A simple C++ program for comparing the read identifiers of two sequencing files (Illumina formatted single-line or FASTQ format). It reads the files line by line together and compares their read identifiers. The goal is to confirm that reads are ordered the same in each file. The identifier must be separated from index/pair by a '#', a single space character, or a trailing '/', e.g.
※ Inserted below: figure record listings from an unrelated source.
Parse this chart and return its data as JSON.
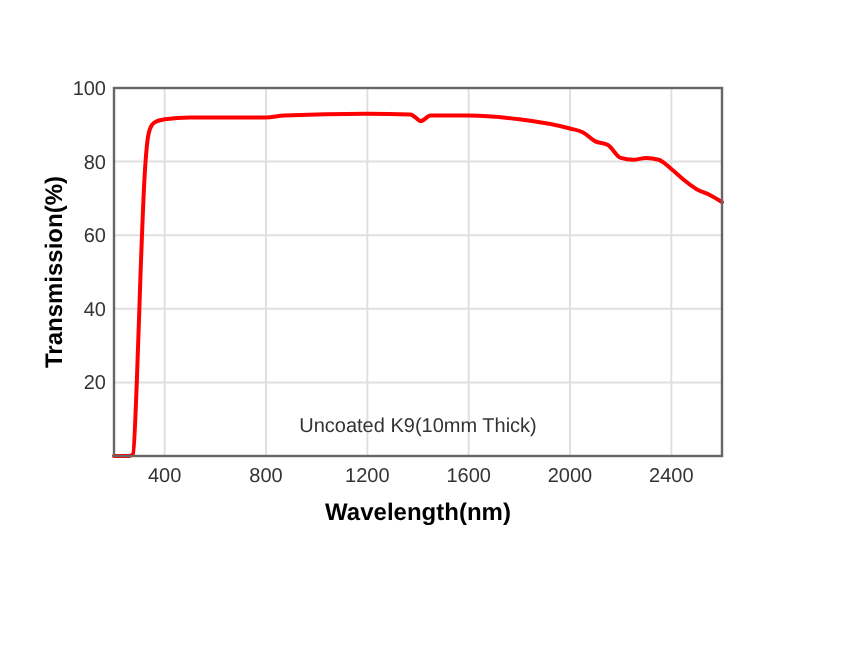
{
  "chart_data": {
    "type": "line",
    "xlabel": "Wavelength(nm)",
    "ylabel": "Transmission(%)",
    "annotations": [
      "Uncoated K9(10mm Thick)"
    ],
    "x": [
      200,
      260,
      275,
      290,
      305,
      320,
      335,
      350,
      370,
      400,
      500,
      800,
      870,
      1200,
      1370,
      1390,
      1410,
      1450,
      1600,
      1800,
      2000,
      2050,
      2100,
      2150,
      2200,
      2250,
      2300,
      2350,
      2400,
      2450,
      2500,
      2550,
      2600
    ],
    "series": [
      {
        "color": "#ff0000",
        "values": [
          0,
          0,
          0.5,
          20,
          50,
          75,
          87,
          90,
          91,
          91.5,
          92,
          92,
          92.5,
          93,
          92.8,
          92,
          91,
          92.5,
          92.5,
          91.5,
          89,
          88,
          85.5,
          84.5,
          81,
          80.5,
          81,
          80.5,
          78,
          75,
          72.5,
          71,
          69
        ]
      }
    ],
    "xlim": [
      200,
      2600
    ],
    "xticks": [
      400,
      800,
      1200,
      1600,
      2000,
      2400
    ],
    "ylim": [
      0,
      100
    ],
    "yticks": [
      20,
      40,
      60,
      80,
      100
    ],
    "grid": true,
    "marker": "none",
    "line_style": "solid"
  }
}
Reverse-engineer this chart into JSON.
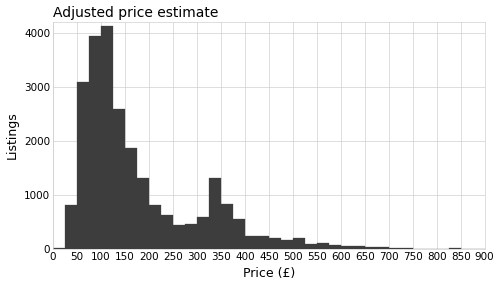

HWIFAKE:1:1:1:1#0/1 or HWIFAKE:1:1:1:1 0/1 or HWIFAKE:1:1:1:1/1.

Compiling

Linux

make
make install

Windows

g++ -o compare_order -O3 compare_order.cpp

Running

Requires specifying three parameters: --format scarf|fastq --file1 filename --file2 filename

compare_order --format scarf --file1 mate_1.txt --file2 mate_2.txt
compare_order --format fastq --file1 mate_1.fq --file2 mate_2.fq

What about compressed FASTQ files?

Most FASTQ files in long-term storage will be compressed, but this simple program doesn't automagically handle FASTQ files. How can we get around that? Simple on Linux-like systems that support mkfifo. Assume your files are called read1.fastq.gz and read2.fastq.gz. Using mkfifo with gunzip -cd will use an intermediate file-in-file-out to stream the decompressed file to the program, but leave the compressed file intact. The '-cd' option for gunzip, however, is critical because otherwise the original file will be consumed in the process and disappear.

mkfifo r1.fastq r2.fastq
nohup gunzip -cd read1.fastq.gz > r1.fastq &
nohup gunzip -cd read2.fastq.gz > r2.fastq &
compare_order --format fastq --file1 r1.fastq --file2 r2.fastq > order.log
rm r1.fastq r2.fastq